Google's new interest-based ads look less like 'Big Brother' than 'big bother'
This morning, Google's initial experiment with so-called behavioral advertising officially emerges from beta. The company's categorical system for targeting users' interests is now officially under way, with tracking of responses to ads now active by default for all users who read Google AdSense-affiliated sites (including Betanews).
As a video posted to Google's advertising support site explains, Google's system is already maintaining cookies on users' computers that contain codes relating to categories of the users' interests, both ascertained and designated. A user may go to Google's preferences site (linked above) to choose specific interest categories, which are less like department store categories and more like content categories.
In other words, if merchandising were the key goal of this system, then "location" might be a problem. For example, in the optional preferences system, we hunted down "Jewelry" -- still one of the most valuable and high-margin segments of the retail market. We found it as a subcategory of a category: specifically, Shopping, Luxury Goods, Gems & Jewelry. This categorical taxonomy is likely in alignment with how Google categorizes its advertiser clients, though it might be confusing to some Internet users.
I'm still trying to find "musical instruments" as a category, for instance -- there's plenty of Music categories, but that's all about listening to it, not making it. And I was surprised to find Paintball as one of three subcategories of Hobbies, but no Painting or Sculpting.
Today's announcement was greeted by many with the now-typical Google suspicion, especially with regard to the notion that "Big Brother" may now officially be online.

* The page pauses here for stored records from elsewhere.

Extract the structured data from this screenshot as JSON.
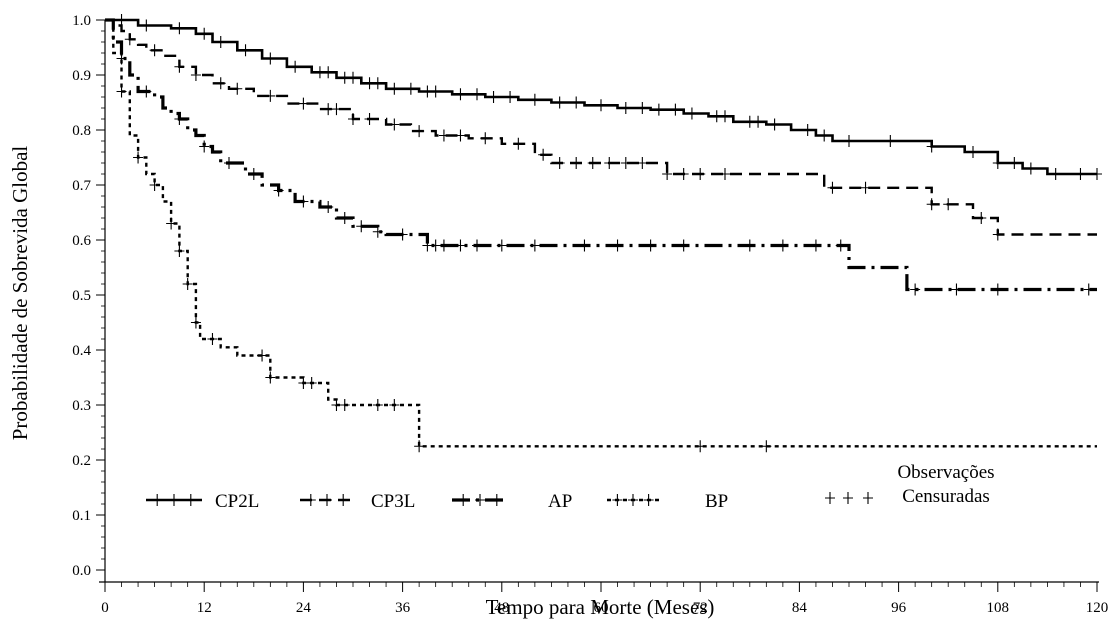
{
  "chart_data": {
    "type": "line",
    "step": true,
    "ylabel": "Probabilidade de Sobrevida Global",
    "xlabel": "Tempo para Morte (Meses)",
    "xlim": [
      0,
      120
    ],
    "ylim": [
      0.0,
      1.0
    ],
    "x_ticks": [
      "0",
      "12",
      "24",
      "36",
      "48",
      "60",
      "72",
      "84",
      "96",
      "108",
      "120"
    ],
    "y_ticks": [
      "0.0",
      "0.1",
      "0.2",
      "0.3",
      "0.4",
      "0.5",
      "0.6",
      "0.7",
      "0.8",
      "0.9",
      "1.0"
    ],
    "grid": false,
    "legend_position": "bottom",
    "censor_legend": "Observações Censuradas",
    "censor_legend_lines": [
      "Observações",
      "Censuradas"
    ],
    "series": [
      {
        "name": "CP2L",
        "line_style": "solid",
        "points": [
          [
            0,
            1.0
          ],
          [
            4,
            0.99
          ],
          [
            8,
            0.985
          ],
          [
            11,
            0.975
          ],
          [
            13,
            0.96
          ],
          [
            16,
            0.945
          ],
          [
            19,
            0.93
          ],
          [
            22,
            0.915
          ],
          [
            25,
            0.905
          ],
          [
            28,
            0.895
          ],
          [
            31,
            0.885
          ],
          [
            34,
            0.875
          ],
          [
            38,
            0.87
          ],
          [
            42,
            0.865
          ],
          [
            46,
            0.86
          ],
          [
            50,
            0.855
          ],
          [
            54,
            0.85
          ],
          [
            58,
            0.845
          ],
          [
            62,
            0.84
          ],
          [
            66,
            0.837
          ],
          [
            70,
            0.83
          ],
          [
            73,
            0.825
          ],
          [
            76,
            0.815
          ],
          [
            80,
            0.81
          ],
          [
            83,
            0.8
          ],
          [
            86,
            0.79
          ],
          [
            88,
            0.78
          ],
          [
            100,
            0.77
          ],
          [
            104,
            0.76
          ],
          [
            108,
            0.74
          ],
          [
            111,
            0.73
          ],
          [
            114,
            0.72
          ],
          [
            120,
            0.72
          ]
        ],
        "censored_x": [
          2,
          5,
          9,
          12,
          14,
          17,
          20,
          23,
          26,
          27,
          29,
          30,
          32,
          33,
          35,
          37,
          39,
          40,
          43,
          45,
          47,
          49,
          52,
          55,
          57,
          60,
          63,
          65,
          67,
          69,
          71,
          74,
          75,
          78,
          79,
          81,
          85,
          87,
          90,
          95,
          100,
          105,
          108,
          110,
          112,
          115,
          118,
          120
        ]
      },
      {
        "name": "CP3L",
        "line_style": "dashed",
        "points": [
          [
            0,
            1.0
          ],
          [
            1,
            0.99
          ],
          [
            2,
            0.98
          ],
          [
            3,
            0.965
          ],
          [
            4,
            0.955
          ],
          [
            5,
            0.945
          ],
          [
            7,
            0.935
          ],
          [
            9,
            0.915
          ],
          [
            11,
            0.9
          ],
          [
            13,
            0.885
          ],
          [
            15,
            0.875
          ],
          [
            18,
            0.862
          ],
          [
            22,
            0.848
          ],
          [
            26,
            0.838
          ],
          [
            30,
            0.82
          ],
          [
            34,
            0.81
          ],
          [
            37,
            0.798
          ],
          [
            40,
            0.79
          ],
          [
            44,
            0.785
          ],
          [
            48,
            0.775
          ],
          [
            52,
            0.755
          ],
          [
            54,
            0.74
          ],
          [
            68,
            0.72
          ],
          [
            87,
            0.695
          ],
          [
            100,
            0.665
          ],
          [
            105,
            0.64
          ],
          [
            108,
            0.61
          ],
          [
            120,
            0.61
          ]
        ],
        "censored_x": [
          3,
          6,
          9,
          11,
          14,
          16,
          20,
          24,
          27,
          28,
          30,
          32,
          35,
          38,
          41,
          43,
          46,
          50,
          53,
          55,
          57,
          59,
          61,
          63,
          65,
          68,
          70,
          72,
          75,
          88,
          92,
          100,
          102,
          106,
          108
        ]
      },
      {
        "name": "AP",
        "line_style": "dash-dot",
        "points": [
          [
            0,
            1.0
          ],
          [
            1,
            0.96
          ],
          [
            2,
            0.93
          ],
          [
            3,
            0.9
          ],
          [
            4,
            0.87
          ],
          [
            6,
            0.86
          ],
          [
            7,
            0.84
          ],
          [
            8,
            0.83
          ],
          [
            9,
            0.82
          ],
          [
            10,
            0.8
          ],
          [
            11,
            0.79
          ],
          [
            12,
            0.77
          ],
          [
            13,
            0.76
          ],
          [
            14,
            0.74
          ],
          [
            17,
            0.72
          ],
          [
            19,
            0.7
          ],
          [
            21,
            0.69
          ],
          [
            23,
            0.67
          ],
          [
            26,
            0.66
          ],
          [
            28,
            0.64
          ],
          [
            30,
            0.625
          ],
          [
            33,
            0.615
          ],
          [
            34,
            0.61
          ],
          [
            39,
            0.59
          ],
          [
            90,
            0.55
          ],
          [
            97,
            0.51
          ],
          [
            120,
            0.51
          ]
        ],
        "censored_x": [
          2,
          5,
          9,
          12,
          15,
          18,
          21,
          24,
          27,
          29,
          31,
          33,
          36,
          39,
          40,
          41,
          43,
          45,
          48,
          52,
          58,
          62,
          66,
          70,
          78,
          82,
          86,
          89,
          98,
          103,
          108,
          119
        ]
      },
      {
        "name": "BP",
        "line_style": "dotted",
        "points": [
          [
            0,
            1.0
          ],
          [
            1,
            0.94
          ],
          [
            2,
            0.87
          ],
          [
            3,
            0.79
          ],
          [
            4,
            0.75
          ],
          [
            5,
            0.72
          ],
          [
            6,
            0.7
          ],
          [
            7,
            0.67
          ],
          [
            8,
            0.63
          ],
          [
            9,
            0.58
          ],
          [
            10,
            0.52
          ],
          [
            11,
            0.45
          ],
          [
            11.5,
            0.42
          ],
          [
            14,
            0.405
          ],
          [
            16,
            0.39
          ],
          [
            20,
            0.35
          ],
          [
            24,
            0.34
          ],
          [
            27,
            0.31
          ],
          [
            28,
            0.3
          ],
          [
            38,
            0.225
          ],
          [
            120,
            0.225
          ]
        ],
        "censored_x": [
          2,
          4,
          6,
          8,
          9,
          10,
          11,
          13,
          19,
          20,
          24,
          25,
          28,
          29,
          33,
          35,
          38,
          72,
          80
        ]
      }
    ]
  }
}
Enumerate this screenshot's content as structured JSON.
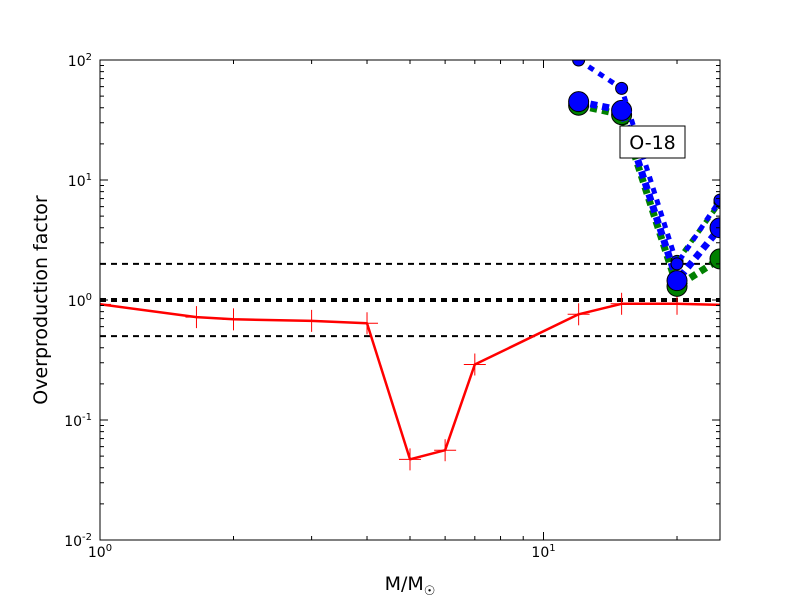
{
  "chart_data": {
    "type": "line",
    "title": "",
    "xlabel": "M/M",
    "xlabel_sub": "☉",
    "ylabel": "Overproduction factor",
    "xscale": "log",
    "yscale": "log",
    "xlim": [
      1,
      25
    ],
    "ylim": [
      0.01,
      100
    ],
    "x_ticks": [
      {
        "value": 1,
        "base": "10",
        "exp": "0"
      },
      {
        "value": 10,
        "base": "10",
        "exp": "1"
      }
    ],
    "y_ticks": [
      {
        "value": 0.01,
        "base": "10",
        "exp": "-2"
      },
      {
        "value": 0.1,
        "base": "10",
        "exp": "-1"
      },
      {
        "value": 1,
        "base": "10",
        "exp": "0"
      },
      {
        "value": 10,
        "base": "10",
        "exp": "1"
      },
      {
        "value": 100,
        "base": "10",
        "exp": "2"
      }
    ],
    "reference_lines": [
      {
        "y": 2.0,
        "style": "dashed",
        "color": "#000000",
        "width": 2
      },
      {
        "y": 1.0,
        "style": "dashed",
        "color": "#000000",
        "width": 4
      },
      {
        "y": 0.5,
        "style": "dashed",
        "color": "#000000",
        "width": 2
      }
    ],
    "series": [
      {
        "style": "solid",
        "color": "#ff0000",
        "marker": "plus",
        "points": [
          [
            1,
            0.92
          ],
          [
            1.65,
            0.72
          ],
          [
            2,
            0.69
          ],
          [
            3,
            0.67
          ],
          [
            4,
            0.64
          ],
          [
            5,
            0.047
          ],
          [
            6,
            0.056
          ],
          [
            7,
            0.29
          ],
          [
            12,
            0.76
          ],
          [
            15,
            0.93
          ],
          [
            20,
            0.93
          ],
          [
            25,
            0.91
          ]
        ]
      },
      {
        "style": "dotted",
        "color": "#008000",
        "marker": "circle",
        "points": [
          [
            12,
            42
          ],
          [
            15,
            35
          ],
          [
            20,
            1.3
          ],
          [
            25,
            2.2
          ]
        ]
      },
      {
        "style": "dotted",
        "color": "#0000ff",
        "marker": "circle",
        "points": [
          [
            12,
            45
          ],
          [
            15,
            38
          ],
          [
            20,
            1.45
          ],
          [
            25,
            4.0
          ]
        ]
      },
      {
        "style": "dotted",
        "color": "#008000",
        "marker": "circle-small",
        "points": [
          [
            20,
            2.1
          ],
          [
            25,
            6.5
          ]
        ]
      },
      {
        "style": "dotted",
        "color": "#0000ff",
        "marker": "circle-small",
        "points": [
          [
            12,
            100
          ],
          [
            15,
            58
          ],
          [
            20,
            2.0
          ],
          [
            25,
            6.8
          ]
        ]
      }
    ],
    "annotation": {
      "text": "O-18",
      "x": 18,
      "y": 20
    }
  }
}
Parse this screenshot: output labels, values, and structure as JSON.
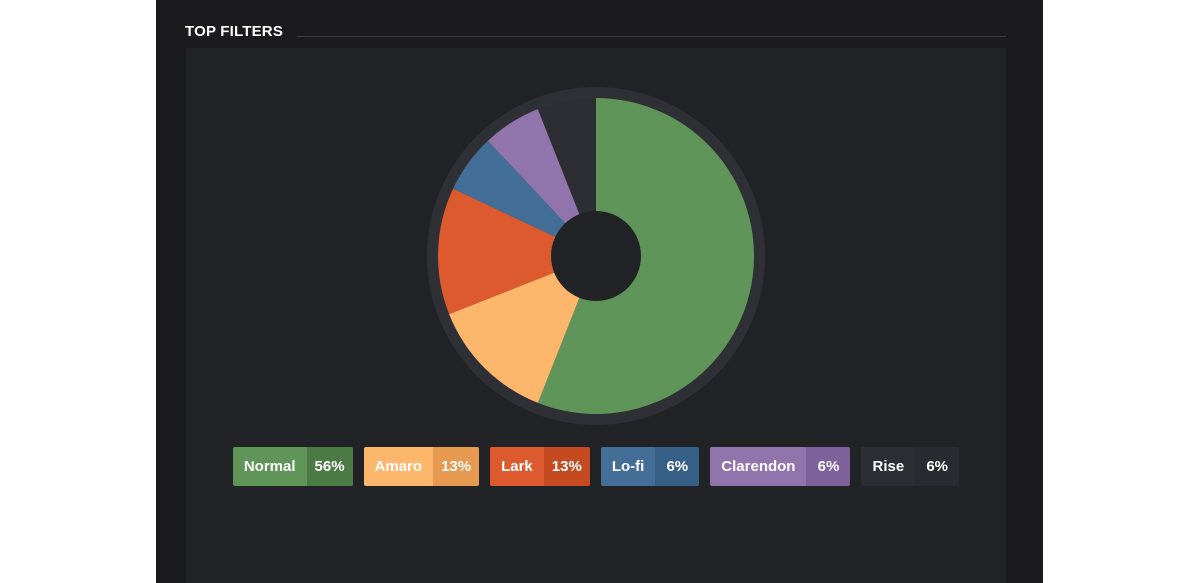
{
  "panel": {
    "title": "TOP FILTERS"
  },
  "chart_data": {
    "type": "pie",
    "title": "TOP FILTERS",
    "slices": [
      {
        "name": "Normal",
        "value": 56,
        "label": "56%",
        "color": "#5f9558",
        "shade": "#4b7a45"
      },
      {
        "name": "Amaro",
        "value": 13,
        "label": "13%",
        "color": "#fdb76d",
        "shade": "#e59a50"
      },
      {
        "name": "Lark",
        "value": 13,
        "label": "13%",
        "color": "#dd5a2e",
        "shade": "#c54a22"
      },
      {
        "name": "Lo-fi",
        "value": 6,
        "label": "6%",
        "color": "#426e98",
        "shade": "#365f86"
      },
      {
        "name": "Clarendon",
        "value": 6,
        "label": "6%",
        "color": "#9174ab",
        "shade": "#7e619a"
      },
      {
        "name": "Rise",
        "value": 6,
        "label": "6%",
        "color": "#2d2e33",
        "shade": "#2a2b30"
      }
    ],
    "legend_position": "bottom",
    "colors": {
      "ring": "#2f3035",
      "hole": "#222327"
    }
  }
}
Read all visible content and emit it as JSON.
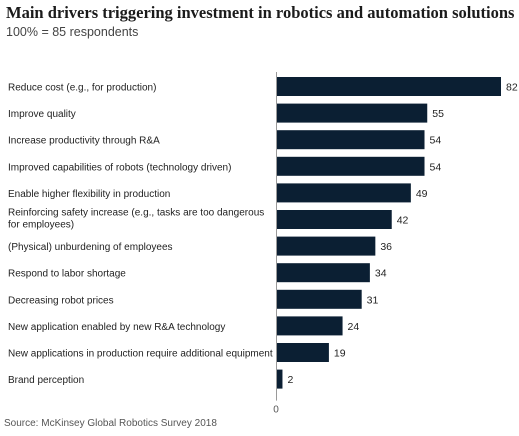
{
  "title": "Main drivers triggering investment in robotics and automation solutions",
  "subtitle": "100% = 85 respondents",
  "source": "Source: McKinsey Global Robotics Survey 2018",
  "colors": {
    "bar": "#0b1f33",
    "axis": "#9a9a9a",
    "text": "#1f1f1f"
  },
  "chart_data": {
    "type": "bar",
    "orientation": "horizontal",
    "categories": [
      [
        "Reduce cost (e.g., for production)"
      ],
      [
        "Improve quality"
      ],
      [
        "Increase productivity through R&A"
      ],
      [
        "Improved capabilities of robots (technology driven)"
      ],
      [
        "Enable higher flexibility in production"
      ],
      [
        "Reinforcing safety increase (e.g., tasks are too dangerous",
        "for employees)"
      ],
      [
        "(Physical) unburdening of employees"
      ],
      [
        "Respond to labor shortage"
      ],
      [
        "Decreasing robot prices"
      ],
      [
        "New application enabled by new R&A technology"
      ],
      [
        "New applications in production require additional equipment"
      ],
      [
        "Brand perception"
      ]
    ],
    "values": [
      82,
      55,
      54,
      54,
      49,
      42,
      36,
      34,
      31,
      24,
      19,
      2
    ],
    "xtick_labels": [
      "0"
    ],
    "xlim": [
      0,
      82
    ],
    "grid": false
  }
}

Google does officially subscribe to the code of the Network Advertising Initiative (PDF available here), which mandates that members give users clear instructions as to what personally-identifiable information (PII), if any, is being collected, and how users can opt out of the collection process. We found Google presents both that information and the "Opt Out" button quite clearly, although access to that button from the "Ads by Google" link on many video ads this morning did not take us to that button as advertised.
On his Marketing Pilgrim blog this morning, Andy Beal asked and answered a question as to whether Google should make this process "Opt In" instead. "Shouldn't we be concerned about our every move being tracked on the Internet? My response? I'm sorry to tell you that the Web is no longer a haven of obscurity," Beal wrote. "You should assume that all Web sites track your every move, that web analysts are able to pinpoint your location, eating habits, and TV-watching preferences, and you should also assume that every time you open your browser, you're agreeing to all of this."
If that's correct, then I would assume "my every move" includes interests such as making music and producing sculpture -- categories that Google, at least for now, cares nothing about. I was also relieved (pardon the pun) not to find categories for places where my every move might lead me -- for instance, the bathroom. Categorical interests barely scratch the surface in knowing about a person's character traits or habits or scholarly pursuits, any more than a sociologist might draw conclusions about the character of people who shop a department store based solely on each department's daily receipts. If this truly is "Big Brother" at work, then maybe we may find some comfort in the knowledge that he isn't all that interested in who we are or what we're doing after all.